The goal is to provide real-time AI assistance within workflows, providing each user with a “team” of AI experts, according to Workday. Generative AI helps speed up tasks, including writing knowledge pieces, job descriptions, or contracts. The platform also provides automation tools such as auto-filling, document scanning, prompting, and anomaly detection.

Integrated into this platform are four new AI agents: Recruiter, Expenses, Succession, and Optimize. Recruiter helps source candidates, recommend talent, and automate outreach and interview scheduling, according to Workday. It can also provide insights into candidate profiles.

The company reported that customers are already seeing a 25% increase in recruiter capacity. Expenses Agent “virtually eliminates” the need for manual expense reporting, as it creates, submits, and approves reports, Workday said. This can help cut down on the hundreds of thousands of dollars companies spend annually to correct expense report errors.

Succession Agent automates the succession planning process by prompting managers to update succession plans, automatically recommending successors, and generating personalized development plans. Optimize Agent helps identify bottlenecks, inefficiencies, and deviations from a company’s best practices. With the exception of Recruiter (available now in Workday’s recent acquisition, HiredScore), the agents will be available in 2025.

“Taking out excess business transaction and processing time gives the employee more time to spend on other aspects of their job,” said Mickey North Rizza, group VP for IDC’s enterprise software group. “The productivity and efficiency improvements are vast across human resources, finance, planning, and even front line workers.” Workday also announced a new Workday Assistant to help employees find and complete HR and finance processes.

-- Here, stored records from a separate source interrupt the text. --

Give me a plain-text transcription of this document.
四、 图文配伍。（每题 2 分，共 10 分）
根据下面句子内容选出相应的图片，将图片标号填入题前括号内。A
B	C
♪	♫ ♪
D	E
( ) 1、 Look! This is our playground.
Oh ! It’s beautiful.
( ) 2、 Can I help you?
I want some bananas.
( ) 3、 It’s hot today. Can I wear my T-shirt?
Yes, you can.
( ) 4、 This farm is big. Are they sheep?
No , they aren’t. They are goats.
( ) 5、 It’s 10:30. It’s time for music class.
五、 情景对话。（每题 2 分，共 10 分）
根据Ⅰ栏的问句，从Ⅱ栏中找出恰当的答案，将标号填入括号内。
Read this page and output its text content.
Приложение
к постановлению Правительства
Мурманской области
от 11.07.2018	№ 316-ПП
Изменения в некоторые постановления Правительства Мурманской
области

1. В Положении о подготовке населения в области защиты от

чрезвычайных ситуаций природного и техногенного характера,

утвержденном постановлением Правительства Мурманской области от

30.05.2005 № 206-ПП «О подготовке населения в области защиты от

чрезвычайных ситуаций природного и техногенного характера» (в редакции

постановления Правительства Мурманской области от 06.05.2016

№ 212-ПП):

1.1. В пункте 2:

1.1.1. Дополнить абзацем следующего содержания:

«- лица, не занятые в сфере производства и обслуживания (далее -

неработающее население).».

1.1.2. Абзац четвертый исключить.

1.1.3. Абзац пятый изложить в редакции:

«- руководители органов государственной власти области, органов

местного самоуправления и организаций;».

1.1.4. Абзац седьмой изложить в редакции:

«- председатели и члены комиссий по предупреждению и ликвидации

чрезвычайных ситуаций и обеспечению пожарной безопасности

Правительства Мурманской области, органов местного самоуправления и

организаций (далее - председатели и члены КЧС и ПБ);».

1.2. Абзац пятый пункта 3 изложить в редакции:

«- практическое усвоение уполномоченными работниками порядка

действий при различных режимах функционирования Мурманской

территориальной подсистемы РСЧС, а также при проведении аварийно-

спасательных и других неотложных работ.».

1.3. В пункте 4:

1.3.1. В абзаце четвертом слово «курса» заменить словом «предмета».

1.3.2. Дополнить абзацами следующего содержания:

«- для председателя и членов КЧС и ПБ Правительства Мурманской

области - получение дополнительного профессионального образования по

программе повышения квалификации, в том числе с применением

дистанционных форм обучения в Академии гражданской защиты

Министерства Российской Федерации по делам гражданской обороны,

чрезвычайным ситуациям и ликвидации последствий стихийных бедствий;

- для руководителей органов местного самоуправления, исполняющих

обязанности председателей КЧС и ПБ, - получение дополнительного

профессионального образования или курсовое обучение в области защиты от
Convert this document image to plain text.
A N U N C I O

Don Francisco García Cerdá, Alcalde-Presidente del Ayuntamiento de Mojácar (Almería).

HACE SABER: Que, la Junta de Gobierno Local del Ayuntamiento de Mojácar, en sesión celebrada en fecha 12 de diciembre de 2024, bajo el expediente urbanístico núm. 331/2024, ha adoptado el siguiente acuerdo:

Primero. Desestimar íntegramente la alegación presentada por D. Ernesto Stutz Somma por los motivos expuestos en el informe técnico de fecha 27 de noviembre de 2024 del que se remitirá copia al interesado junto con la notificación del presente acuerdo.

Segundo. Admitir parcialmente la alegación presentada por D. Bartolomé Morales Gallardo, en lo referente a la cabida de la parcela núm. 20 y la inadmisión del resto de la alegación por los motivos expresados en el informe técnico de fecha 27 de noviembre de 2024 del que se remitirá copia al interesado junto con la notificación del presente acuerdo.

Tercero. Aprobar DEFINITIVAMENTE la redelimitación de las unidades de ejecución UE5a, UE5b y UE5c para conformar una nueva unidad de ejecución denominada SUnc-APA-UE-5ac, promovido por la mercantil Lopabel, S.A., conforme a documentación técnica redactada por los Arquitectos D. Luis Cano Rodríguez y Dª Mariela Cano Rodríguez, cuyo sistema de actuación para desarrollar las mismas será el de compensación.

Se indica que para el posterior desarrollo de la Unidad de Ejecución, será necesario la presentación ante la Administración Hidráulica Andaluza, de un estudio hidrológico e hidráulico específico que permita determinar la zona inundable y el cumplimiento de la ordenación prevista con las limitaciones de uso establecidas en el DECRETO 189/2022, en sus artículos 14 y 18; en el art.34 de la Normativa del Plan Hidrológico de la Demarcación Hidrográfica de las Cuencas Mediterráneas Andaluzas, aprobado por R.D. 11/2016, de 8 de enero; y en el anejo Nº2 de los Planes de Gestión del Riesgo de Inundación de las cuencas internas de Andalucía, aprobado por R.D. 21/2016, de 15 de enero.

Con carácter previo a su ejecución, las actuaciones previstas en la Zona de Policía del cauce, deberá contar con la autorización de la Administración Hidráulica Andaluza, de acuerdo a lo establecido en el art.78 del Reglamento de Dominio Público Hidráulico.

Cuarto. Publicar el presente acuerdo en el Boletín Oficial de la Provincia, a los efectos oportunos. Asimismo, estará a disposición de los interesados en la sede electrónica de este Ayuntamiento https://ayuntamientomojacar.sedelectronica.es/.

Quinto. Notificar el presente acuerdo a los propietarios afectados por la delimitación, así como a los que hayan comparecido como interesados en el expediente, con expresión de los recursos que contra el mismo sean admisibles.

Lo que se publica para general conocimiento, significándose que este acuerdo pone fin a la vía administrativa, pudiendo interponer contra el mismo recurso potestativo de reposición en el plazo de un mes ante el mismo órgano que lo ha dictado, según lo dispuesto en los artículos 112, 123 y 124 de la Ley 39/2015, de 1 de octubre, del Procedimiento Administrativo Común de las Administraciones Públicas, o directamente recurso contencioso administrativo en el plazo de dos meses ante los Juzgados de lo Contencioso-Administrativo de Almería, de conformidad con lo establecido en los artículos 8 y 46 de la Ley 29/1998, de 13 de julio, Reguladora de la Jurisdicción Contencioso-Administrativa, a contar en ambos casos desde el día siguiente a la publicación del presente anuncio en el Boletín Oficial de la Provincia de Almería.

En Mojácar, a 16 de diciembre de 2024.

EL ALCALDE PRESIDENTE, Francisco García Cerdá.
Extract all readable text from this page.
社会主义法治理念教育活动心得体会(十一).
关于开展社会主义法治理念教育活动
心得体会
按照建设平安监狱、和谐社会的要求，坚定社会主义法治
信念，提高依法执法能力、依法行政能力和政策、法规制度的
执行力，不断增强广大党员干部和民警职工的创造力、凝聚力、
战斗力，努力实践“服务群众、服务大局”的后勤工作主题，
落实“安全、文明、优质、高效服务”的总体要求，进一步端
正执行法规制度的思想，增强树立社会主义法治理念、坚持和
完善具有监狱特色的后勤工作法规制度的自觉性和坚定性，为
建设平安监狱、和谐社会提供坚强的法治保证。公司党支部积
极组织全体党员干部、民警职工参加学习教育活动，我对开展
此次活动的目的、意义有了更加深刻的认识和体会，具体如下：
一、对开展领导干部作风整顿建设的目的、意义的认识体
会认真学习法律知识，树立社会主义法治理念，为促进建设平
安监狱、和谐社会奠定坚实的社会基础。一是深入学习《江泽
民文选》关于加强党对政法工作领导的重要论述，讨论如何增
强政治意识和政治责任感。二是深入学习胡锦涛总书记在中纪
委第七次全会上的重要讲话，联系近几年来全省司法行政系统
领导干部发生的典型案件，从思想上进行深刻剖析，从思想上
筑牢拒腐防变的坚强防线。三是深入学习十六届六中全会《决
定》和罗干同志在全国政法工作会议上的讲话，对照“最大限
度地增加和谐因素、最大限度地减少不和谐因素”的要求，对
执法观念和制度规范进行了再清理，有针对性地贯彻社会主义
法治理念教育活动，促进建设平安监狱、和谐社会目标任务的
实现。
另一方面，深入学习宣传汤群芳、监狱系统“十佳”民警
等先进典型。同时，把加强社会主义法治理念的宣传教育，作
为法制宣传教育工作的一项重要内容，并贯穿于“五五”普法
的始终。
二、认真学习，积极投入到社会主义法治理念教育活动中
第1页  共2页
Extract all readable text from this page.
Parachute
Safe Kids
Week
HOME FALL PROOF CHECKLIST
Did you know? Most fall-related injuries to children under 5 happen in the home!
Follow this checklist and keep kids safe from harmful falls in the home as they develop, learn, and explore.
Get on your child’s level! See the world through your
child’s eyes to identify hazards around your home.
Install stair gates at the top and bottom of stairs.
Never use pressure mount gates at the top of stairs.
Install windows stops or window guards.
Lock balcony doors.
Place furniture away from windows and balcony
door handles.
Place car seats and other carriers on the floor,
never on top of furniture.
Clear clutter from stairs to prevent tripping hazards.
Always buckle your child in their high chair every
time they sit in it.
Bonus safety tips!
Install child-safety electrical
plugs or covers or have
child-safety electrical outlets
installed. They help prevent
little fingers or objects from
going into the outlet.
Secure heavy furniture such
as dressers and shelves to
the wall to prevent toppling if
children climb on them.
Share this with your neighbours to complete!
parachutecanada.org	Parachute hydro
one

Employees will be able to ask questions using natural language and receive quick, personalized answers based on their role and location. For instance, a worker wondering about changes in pay slips could ask for a summary and explanation. Or a manager approving a bonus could query about the average payout given to an employee’s peers.

The new Assistant will be generally available in early 2025. “Workday is embedding AI as well as laying out a new roadmap based on the journey of Illuminate,” said North Rizza. Transforming UX IDC defines three categories of digital agents, according to North Rizza: assistants that support specific tasks such as answering simple questions or summarizing meeting notes; advisors that provide insights and recommendations; and large language model (LLM)-powered agents that act autonomously and “perceive their environment, make decisions, act upon them, and interact with users or other systems in a manner like a human.

” Assistants, advisors, and agents are reducing business processing time, automating more manual and semi-manual workloads within applications and across them, and bringing more autonomous workflows into the business, North Rizza explained. This allows employees to focus on managing their portion of the business, working on client requirements, and managing customer, supplier, and partner relationships. “For SaaS vendors, it is the quickest route to AI value embedding into applications,” she said.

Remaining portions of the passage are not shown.